Sometimes we are just powerless…

I felt powerless today. It began with being swooped by the very aggressive plovers protecting their nest when I took the dog for a walk. Then on the way back they were even worse, and I ended up having a little cry when I got in the house because they really do come so close and screech at you – it’s just awful.

Next was the dog vomit on my bed; yeah, no idea if it was during the night or this morning – sigh. Couple that with dropping my phone on my little toe (ouch!) and being charged in advance for a meal plan which I didn’t realise I was going to be charged for so soon (there goes $75 from next week’s grocery budget!) and I found myself huffing and puffing around the kitchen feeling irritated and teary.

What was really going on, I asked myself. Every situation made me feel powerless; I had no control over the over-protective birds, the dog vomit or the unfortunate toe incident and whilst the meal plan thing is totally legitimate, I didn’t anticipate it soon enough to make sure I was on top of the cost.

Photo by Alex Green on

Now that I have written out my woes and uncovered the underlying tension and emotion, I can see that in isolation, none of these things should cause me the distress I have felt, but one on top of the other they create a headspace that feels overpowered and overwhelmed, stretched thin and anxious.

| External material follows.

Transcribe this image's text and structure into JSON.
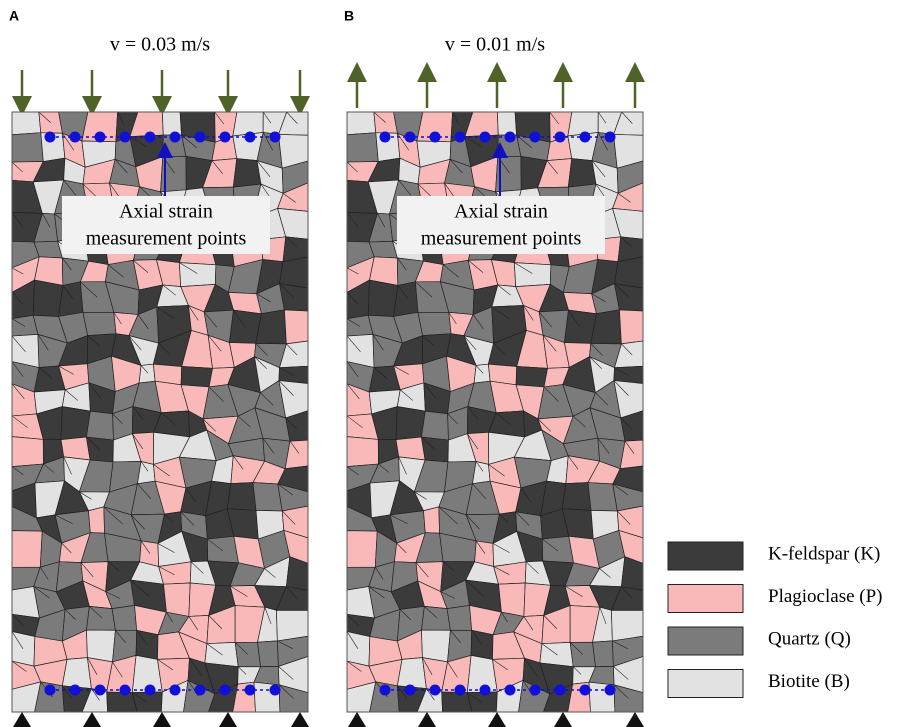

However, I can also see that despite feeling a sense of powerlessness, I am in fact, not powerless as a person, or even powerless in general – just in the circumstances that effected my morning routine today. They’re isolated incidents that don’t have long term affects and other than a bruise on my toe, won’t cause me any problems in a day (other than those pesky birds!).

As I started to get the day in order, I heard myself mumbling that today hasn’t started off well, which is true. But feeding this mindset and letting it guide my day, and letting my very isolated and short-term problems control my outcomes is not something I want to do.

So what do we do with a start like this?

Review. Reframe. Reset.

  1. We review how we’re feeling. Checking in with each incident that has led up to feeling anxious and overwhelmed and recognising the emotion it made us feel gives us the opportunity to see if there is a pattern in our reactions.
  2. We reframe each incident and consider why we reacted how we did.
    1. Was there anything we could do about it?
    2. Was the level of emotional response warranted?
    3. Do we need to take further action toward the incident?
  3. We reset by acknowledging that we had a challenge, responded in a way that was or was not warranted, took the time to work through that experience, and remind ourselves we can start fresh.

For me today, this looked like the following:

  1. Recognised the feeling of anxiety and asked myself what was going on.
  2. Took a couple of minutes to think backwards and look at each incident in isolation to determine how I felt when it happened.
  3. Concluded that feeling powerless was the underlying emotional response.
  4. Reframed each incident and reviewed what I could or could not change (in the case of the birds, I can contact WIRES to see if they can relocate the birds) or I can pop the dog in the car and we can drive away from the area and walk somewhere else.
  5. Acknowledged that my emotional responses were fear, frustration, pain and irritation and that each one was a valid and normal response to each incident but that feeling these feelings for longer than a few minutes was unwarranted and moved me closer to feeling anxious for the whole day.
  6. Reset myself by focussing back on my things to do today, writing this little blog and having a good strong cup of coffee.

Do I feel better? I still have a bit of tightness in my chest, which indicates to me that I still feel some underlying anxiety and that’s okay. It takes some time for the body to get past uncomfortable feelings and settle down. It is not, however, at a point where I feel it could take over my day and is manageable and I am content with that status for now. If it continues longer than the next hour, I will take the dog out to the backyard and throw the ball around, clean something or do some other kind of physical activity to shake myself around a bit. Just a little bit of physical exercise like this can make a big difference.

Do you experience cumulative isolated incidents that end up controlling the direction of your day? What do you do to help yourself move past your challenges? I’d love to hear your tips and tricks for managing pesky situations too!